What I learned from the many presenters at the summit that most surprised me, is that a driver — whether in a tank or van truck — is seldom aware that his rig is rolling over. A driver usually only feels his truck starting to roll over after it is too late to do anything about it. The truck has reached its “rollover threshold.”
This is the basics of a truck rollover, according to Triodyne, a mechanical engineering consulting firm specializing in safety of engineering systems and mechanical devices: When a truck travels in a curved path, it leans to the outside of the curve because of the centrifugal force acting through the truck's center of gravity. The centrifugal force increases with speed and with the curvature of the road.
The truck's ability to resist rollover is determined by its rollover threshold. This is the lowest value of centrifugal acceleration that causes the truck to tip over when driving steadily in a curved path.

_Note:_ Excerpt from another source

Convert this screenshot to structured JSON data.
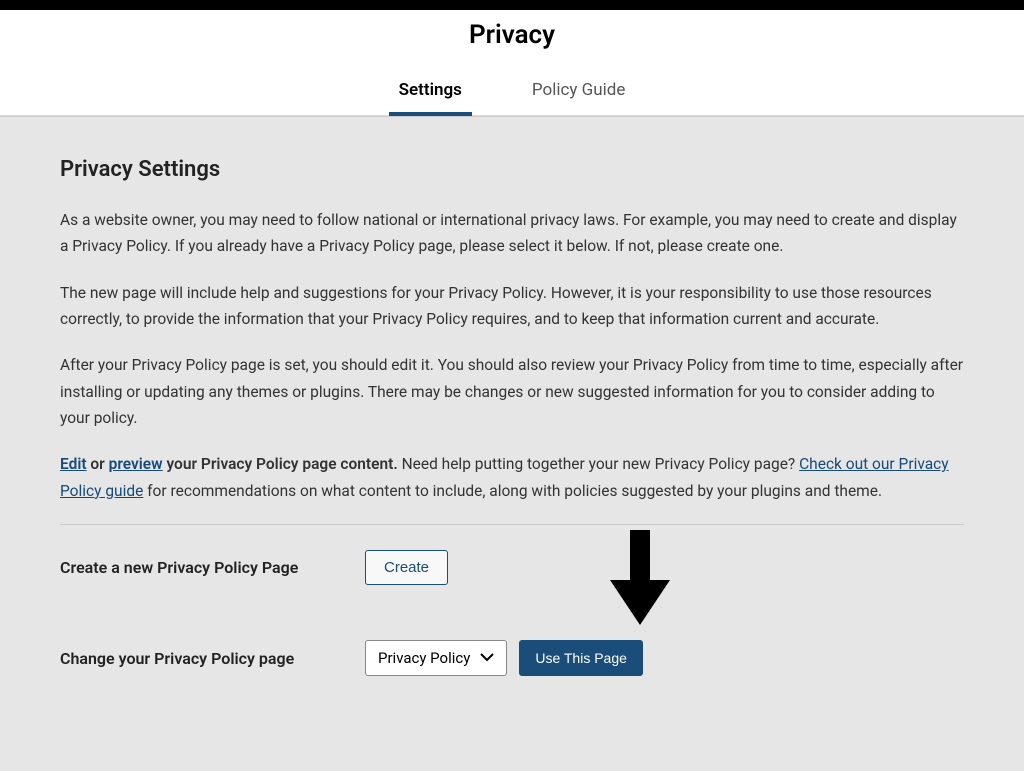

A driver doesn't feel his truck beginning to roll over until after it is too late to respond because there is a delay in the rolling of the tractor. The trailer has a higher center of gravity, and the flexibility of the trailer allows it to twist and start to roll while the tractor's tires maintain contact with the road.
Rollovers can occur when a truck is traveling too fast, especially around a curve. They can take place when a truck is “tripped.” This is when the tires strike something such as a curb or object on the roadway while turning, or when the tires go off of the pavement, or when a truck is returning to the road after drifting off the pavement.
Rollovers also can happen due to abrupt lane changes or sudden road maneuvers.
Driver inattention and/or fatigue also plays a role in rollovers, because a driver may not realize the need to slow down or take evasive action in time to prevent his truck from rolling over.
Then there is the influence of a truck's length, weight, cargo, weight distribution, suspension, center of gravity, and so forth.
While electronic vehicle stability systems, highway design and signage, and automated warning systems can help prevent truck rollovers, the biggest factor is driver behavior and awareness.
The most effective way to avoid a rollover, or any accident for that matter, is for drivers to always drive safely and cautiously. Furthermore, drivers must be aware of the situations that can lead to a rollover.
Remind your drivers to stay alert and anticipate the actions of other drivers. Stress the need to avoid sudden maneuvers, such as swerving quickly to avoid hitting an animal or road obstacle. Emphasize the importance of driving the load, not just the road.
I welcome your thoughts and comments.